The financial crisis has taken a big bite out of Wall Street pay packets with top bankers losing hundreds of millions of dollars as share prices collapse.
The chief executives of Wall Street’s biggest banks get the lion’s share of their pay in stock and stock options.
Dick Fuld, the CEO of Lehman Brothers – forced into bankruptcy last week – lost more than $740 million as the Lehman share price fell from a 52-week high of $67.35 to almost nothing.
Fuld held 11 million Lehman shares, according to the Securities and Exchange Commission.
Lloyd Blankfein, the CEO of Goldman Sachs, lost nearly half a billion to the credit crunch.
Merrill Lynch CEO John Thain saw his holdings lose more than $51 million while Morgan Stanley’s John Mack lost more than $123 million in value on paper.
David Wyss, chief economist at Standard & Poor’s, the New York based credit rating agency, said: “Shareholders want to make sure that a chief executive runs the bank well and makes the share price go up.
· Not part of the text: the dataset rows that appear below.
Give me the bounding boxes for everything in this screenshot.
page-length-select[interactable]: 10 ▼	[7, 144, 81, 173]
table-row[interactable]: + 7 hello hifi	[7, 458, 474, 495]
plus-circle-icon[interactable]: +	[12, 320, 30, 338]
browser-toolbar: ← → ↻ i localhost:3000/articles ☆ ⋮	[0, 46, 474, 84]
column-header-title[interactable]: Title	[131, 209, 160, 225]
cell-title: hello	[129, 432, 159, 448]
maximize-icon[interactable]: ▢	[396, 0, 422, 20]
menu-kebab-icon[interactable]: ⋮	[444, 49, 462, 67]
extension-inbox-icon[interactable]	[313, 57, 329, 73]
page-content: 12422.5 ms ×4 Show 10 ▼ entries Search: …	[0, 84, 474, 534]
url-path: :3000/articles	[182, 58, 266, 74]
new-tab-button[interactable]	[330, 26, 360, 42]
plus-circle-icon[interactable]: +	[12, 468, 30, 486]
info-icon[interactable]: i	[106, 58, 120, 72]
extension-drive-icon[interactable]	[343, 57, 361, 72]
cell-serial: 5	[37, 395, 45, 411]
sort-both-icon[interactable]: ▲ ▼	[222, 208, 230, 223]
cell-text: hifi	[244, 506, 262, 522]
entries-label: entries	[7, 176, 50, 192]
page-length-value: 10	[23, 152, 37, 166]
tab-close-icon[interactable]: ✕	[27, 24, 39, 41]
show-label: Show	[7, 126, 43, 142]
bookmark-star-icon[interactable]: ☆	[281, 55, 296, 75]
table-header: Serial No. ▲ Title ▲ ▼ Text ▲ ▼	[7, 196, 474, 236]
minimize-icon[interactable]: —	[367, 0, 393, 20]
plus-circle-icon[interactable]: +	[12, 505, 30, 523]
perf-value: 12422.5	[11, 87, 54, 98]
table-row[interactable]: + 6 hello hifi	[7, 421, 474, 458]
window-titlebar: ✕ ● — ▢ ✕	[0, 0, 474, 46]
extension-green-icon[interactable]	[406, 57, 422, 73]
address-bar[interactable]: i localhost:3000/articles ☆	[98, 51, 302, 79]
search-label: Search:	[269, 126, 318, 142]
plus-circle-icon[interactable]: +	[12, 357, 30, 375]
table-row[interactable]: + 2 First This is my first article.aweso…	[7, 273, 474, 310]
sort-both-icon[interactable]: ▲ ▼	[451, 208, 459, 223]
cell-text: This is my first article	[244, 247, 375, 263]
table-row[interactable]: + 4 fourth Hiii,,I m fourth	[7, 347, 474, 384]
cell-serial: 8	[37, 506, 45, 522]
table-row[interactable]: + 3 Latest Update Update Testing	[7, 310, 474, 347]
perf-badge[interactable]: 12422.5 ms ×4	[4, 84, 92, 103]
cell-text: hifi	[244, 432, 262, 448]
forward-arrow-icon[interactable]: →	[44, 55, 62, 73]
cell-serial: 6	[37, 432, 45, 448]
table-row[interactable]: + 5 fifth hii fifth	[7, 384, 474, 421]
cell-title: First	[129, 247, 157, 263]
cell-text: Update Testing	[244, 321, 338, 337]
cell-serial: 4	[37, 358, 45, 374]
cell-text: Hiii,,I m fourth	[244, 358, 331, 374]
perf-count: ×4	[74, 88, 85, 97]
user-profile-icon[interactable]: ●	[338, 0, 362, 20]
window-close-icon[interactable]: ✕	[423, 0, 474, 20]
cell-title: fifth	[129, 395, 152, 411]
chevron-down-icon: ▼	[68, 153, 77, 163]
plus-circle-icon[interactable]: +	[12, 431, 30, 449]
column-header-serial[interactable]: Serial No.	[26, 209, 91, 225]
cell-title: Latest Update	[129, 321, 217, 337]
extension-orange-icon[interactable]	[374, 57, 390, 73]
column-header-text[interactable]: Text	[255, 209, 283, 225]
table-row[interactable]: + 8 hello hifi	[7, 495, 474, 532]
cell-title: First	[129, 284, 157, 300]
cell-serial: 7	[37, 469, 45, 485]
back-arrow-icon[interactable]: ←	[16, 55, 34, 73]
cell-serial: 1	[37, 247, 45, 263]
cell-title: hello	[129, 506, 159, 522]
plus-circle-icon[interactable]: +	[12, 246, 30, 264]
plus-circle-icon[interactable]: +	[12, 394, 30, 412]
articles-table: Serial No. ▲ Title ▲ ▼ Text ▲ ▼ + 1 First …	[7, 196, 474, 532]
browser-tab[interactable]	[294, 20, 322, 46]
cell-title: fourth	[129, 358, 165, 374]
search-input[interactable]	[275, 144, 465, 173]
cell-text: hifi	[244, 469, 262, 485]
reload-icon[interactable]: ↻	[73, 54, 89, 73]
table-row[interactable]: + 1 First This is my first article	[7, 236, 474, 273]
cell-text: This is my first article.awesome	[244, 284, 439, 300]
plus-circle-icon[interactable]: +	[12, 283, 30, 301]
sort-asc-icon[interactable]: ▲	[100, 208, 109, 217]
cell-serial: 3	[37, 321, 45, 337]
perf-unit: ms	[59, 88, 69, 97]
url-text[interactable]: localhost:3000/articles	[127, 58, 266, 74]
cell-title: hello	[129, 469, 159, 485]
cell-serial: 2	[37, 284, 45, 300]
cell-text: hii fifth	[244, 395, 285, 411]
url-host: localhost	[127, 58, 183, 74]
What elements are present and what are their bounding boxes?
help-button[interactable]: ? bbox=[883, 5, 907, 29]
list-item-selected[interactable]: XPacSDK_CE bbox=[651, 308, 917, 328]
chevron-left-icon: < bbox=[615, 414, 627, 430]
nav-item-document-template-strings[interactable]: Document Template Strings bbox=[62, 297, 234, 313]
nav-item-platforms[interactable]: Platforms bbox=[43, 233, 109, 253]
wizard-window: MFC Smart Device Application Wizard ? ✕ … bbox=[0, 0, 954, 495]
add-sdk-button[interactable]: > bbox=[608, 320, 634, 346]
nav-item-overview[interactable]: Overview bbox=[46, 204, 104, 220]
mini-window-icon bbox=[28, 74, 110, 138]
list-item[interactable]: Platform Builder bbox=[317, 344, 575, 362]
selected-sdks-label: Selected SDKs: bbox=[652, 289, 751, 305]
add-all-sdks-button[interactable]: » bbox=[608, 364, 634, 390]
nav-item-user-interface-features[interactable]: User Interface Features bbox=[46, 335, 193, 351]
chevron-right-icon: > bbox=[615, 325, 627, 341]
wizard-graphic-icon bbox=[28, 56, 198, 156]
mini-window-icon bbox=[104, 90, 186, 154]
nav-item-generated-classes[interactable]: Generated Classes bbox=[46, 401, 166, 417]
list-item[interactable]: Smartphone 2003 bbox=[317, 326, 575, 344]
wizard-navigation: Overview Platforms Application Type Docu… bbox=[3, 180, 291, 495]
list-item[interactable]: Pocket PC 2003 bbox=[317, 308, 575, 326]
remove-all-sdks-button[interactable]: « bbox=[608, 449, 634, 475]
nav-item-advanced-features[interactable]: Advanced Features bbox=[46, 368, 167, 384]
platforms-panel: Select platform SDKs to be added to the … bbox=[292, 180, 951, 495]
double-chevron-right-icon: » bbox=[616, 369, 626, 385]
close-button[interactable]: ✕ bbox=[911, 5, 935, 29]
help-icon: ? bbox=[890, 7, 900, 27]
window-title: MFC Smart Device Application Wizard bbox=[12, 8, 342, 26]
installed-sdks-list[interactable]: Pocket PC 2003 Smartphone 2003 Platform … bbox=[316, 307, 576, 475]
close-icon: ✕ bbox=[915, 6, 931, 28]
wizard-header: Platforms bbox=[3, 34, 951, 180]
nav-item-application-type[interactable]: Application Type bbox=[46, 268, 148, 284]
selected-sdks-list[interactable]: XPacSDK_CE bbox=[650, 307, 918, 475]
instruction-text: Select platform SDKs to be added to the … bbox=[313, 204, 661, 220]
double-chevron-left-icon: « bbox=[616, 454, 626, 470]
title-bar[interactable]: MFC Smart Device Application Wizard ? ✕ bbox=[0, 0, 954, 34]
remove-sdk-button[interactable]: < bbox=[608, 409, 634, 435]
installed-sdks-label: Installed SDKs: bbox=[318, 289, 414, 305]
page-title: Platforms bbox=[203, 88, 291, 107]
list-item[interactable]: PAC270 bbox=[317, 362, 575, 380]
The easiest way to do that is to make sure his pay rises and falls depending on the success or failure of the company. Here we see what happens when the company fails.”
Still, Goldman's Blankfein had a total pay package worth more than $67 million last year.
Fuld, who received a bonus of more than $35 million in his last year, made so much as CEO that he is under pressure to return some of his fortune to shareholders who lost everything.